364 Views Asked by At

I am working on extracting information from an HTML page in racket.

To do so, I use the html-parsing and sxml packages.

I want to select an element in the page with a particular id. I currently use a plain XPath expression to do so:

(require sxml)

(define expression
  '(test (div (@ (id "foo") 
                 (other-attr "bar"))
              first-div-content) 
         (div (@ (id "baz") 
                 (other-attr "quux"))
              second-div-content)))

(define wanted-result
  '((div (@ (id "foo") (other-attr "bar"))
         first-div-content)))

(equal? ((sxpath "//div[@id='foo']") expression)
        wanted-result)

; ==> #t

However, as the documentation says:

The txpath function accepts the standard XPath syntax, whereas the sxpath function is structured in a more idiomatic (for Racket) way.
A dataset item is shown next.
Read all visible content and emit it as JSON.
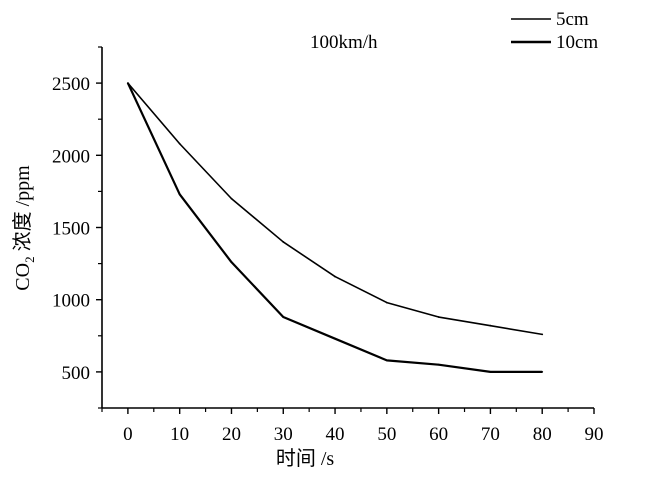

So, I would like to express the same path as an s-expression. And while it is easy from the examples given to turn "//div" into '(// div), I did not find how to query specific attributes. I gather that I would have to use an sxml-converter or sxml-converter-as-predicate, but don’t know how to do so.

I know that the xpath version works very well and maybe I should not bother using s-expressions, but I want to understand how it works and then decide for myself what version to use.

1

There are 1 best solutions below

3
On BEST ANSWER

I think that particular xpath is written as

(sxpath '(// (div (@ id (equal? "foo"))))))

The sxpath element (div (@ id (equal? "foo"))) has the form (sxpath-or-symbol reducer-path ...), which means select the elements matchingsxpath-or-symbol that also have non-empty matches for each reducer-path. The rewriting rules in the documentation of sxpath are intended to convey this idea, but they could use more examples.

Attributes are generally treated as if they were child elements of a @ node.